Das ist nicht illegitim, denn ohne Wettbewerb käme die menschheitliche Entwicklung zum Stillstand; Deutschland kommt auch deshalb so gut durch die Corona-Krise, weil es ein starkes und gesundes kapitalistisches Wirtschaftsleben hat. Aber Wettbewerb ist nicht alles. In der Wissenschaft ist persönlicher Ehrgeiz idealerweise immer nur Mittel zum Zweck: die Ware, die der Wissenschaftler verkauft, ist immer ein höheres Gesetz, entweder ein Naturgesetz oder eine philosophische Maxime. Das Gleichheitsprinzip ist jeder Wissenschaft und jedem wissenschaftlichen Arbeiten von Grund auf eingeschrieben.

Wie wertvoll wissenschaftliches Denken ist, merken viele erst jetzt, in der Krise. Wirtschaftsunternehmen sind auf einmal gezwungen, gemeinwohlorientiert zu arbeiten, und stellen ihre Produktion auf Atemschutzmasken und Beatmungsgeräte um. Der Staat hat gigantische Soforthilfeprogramme ins Leben gerufen, die de facto nach dem Prinzip des bedingungslosen Grundeinkommens funktionieren. Fußballmillionäre verzichten auf Gehalt. Der Egoismus in der Gesellschaft, der uns jahrzehntelang als das Höchste der Dinge verkauft wurde, geht spürbar zurück.
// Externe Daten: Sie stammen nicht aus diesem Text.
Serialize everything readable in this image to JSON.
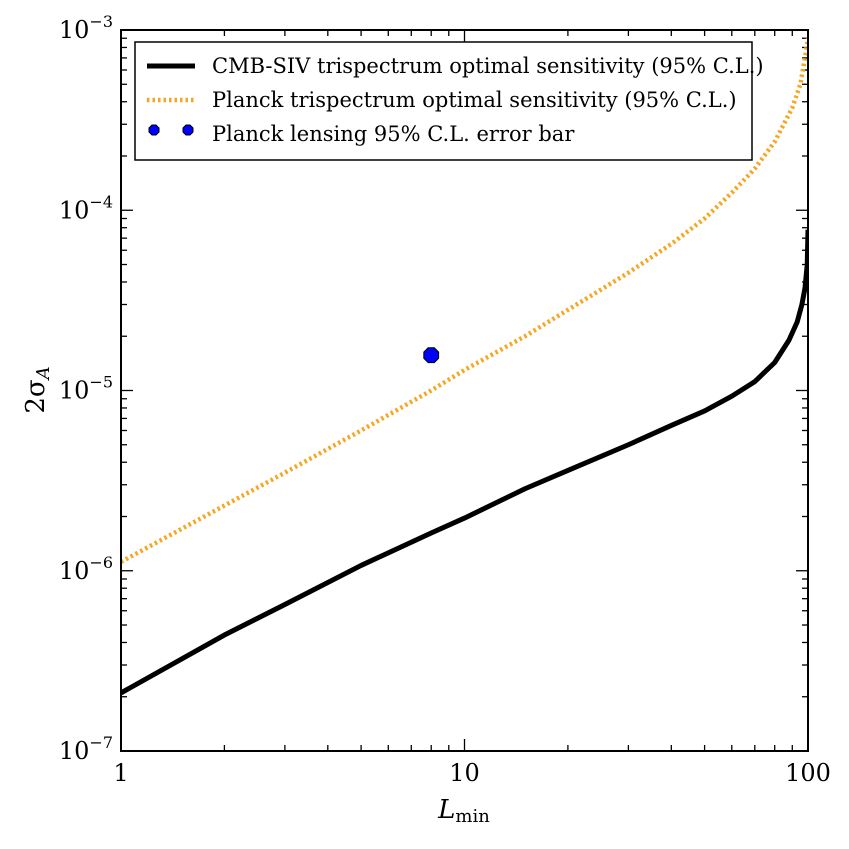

Die Unkenrufe, die vor einer Scientocracy warnen, kommen wenig überraschend aus der Ecke des Wirtschaftsbürgertums – aus der berechtigten Angst vor der Einschränkung von Freiheitsrechten; aber auch aus einem tiefsitzenden Komplex des Wirtschaftsbürgertums gegenüber der intellektuell hochnäsigen, aber weltfremden Wissenschaft, die von der egoistischen Welt des Geldverdienens und der ausgefahrenen Ellenbogen nichts verstünde.

Doch jetzt ist eben nicht die Zeit der ausgefahrenen Ellenbogen; jetzt ist die Zeit der Objektivität. Dabei geht es nicht um Gleichmacherei; die Welt der Wissenschaft ist selber höchst elitär. Und ja: die Wissenschaft war – und ist – in viele Ungerechtigkeiten und Verbrechen verstrickt; denken wir nur an die Medizin im Nationalsozialismus, an den Contergan-Skandal oder auch an Monsanto heute.

Aber: ihrem Wesen nach ist Wissenschaft um Gerechtigkeit und Wahrheit bemüht. Und eine Pandemie – und übrigens auch den Klimawandel – besiegt man nur mit wissenschaftlicher Wahrheit und mit politischer Gerechtigkeit. Der Egoismus des Einzelnen muss sich dem unterordnen. Und vielleicht erweist sich ja die Scientocracy der Virologen als Modell für die Zeit nach dem Virus: als Modell für eine Politik, die sich ihre Inspirationen nicht mehr von Lobbyverbänden holt, sondern von Wissenschaftlerinnen und Wissenschaftlern.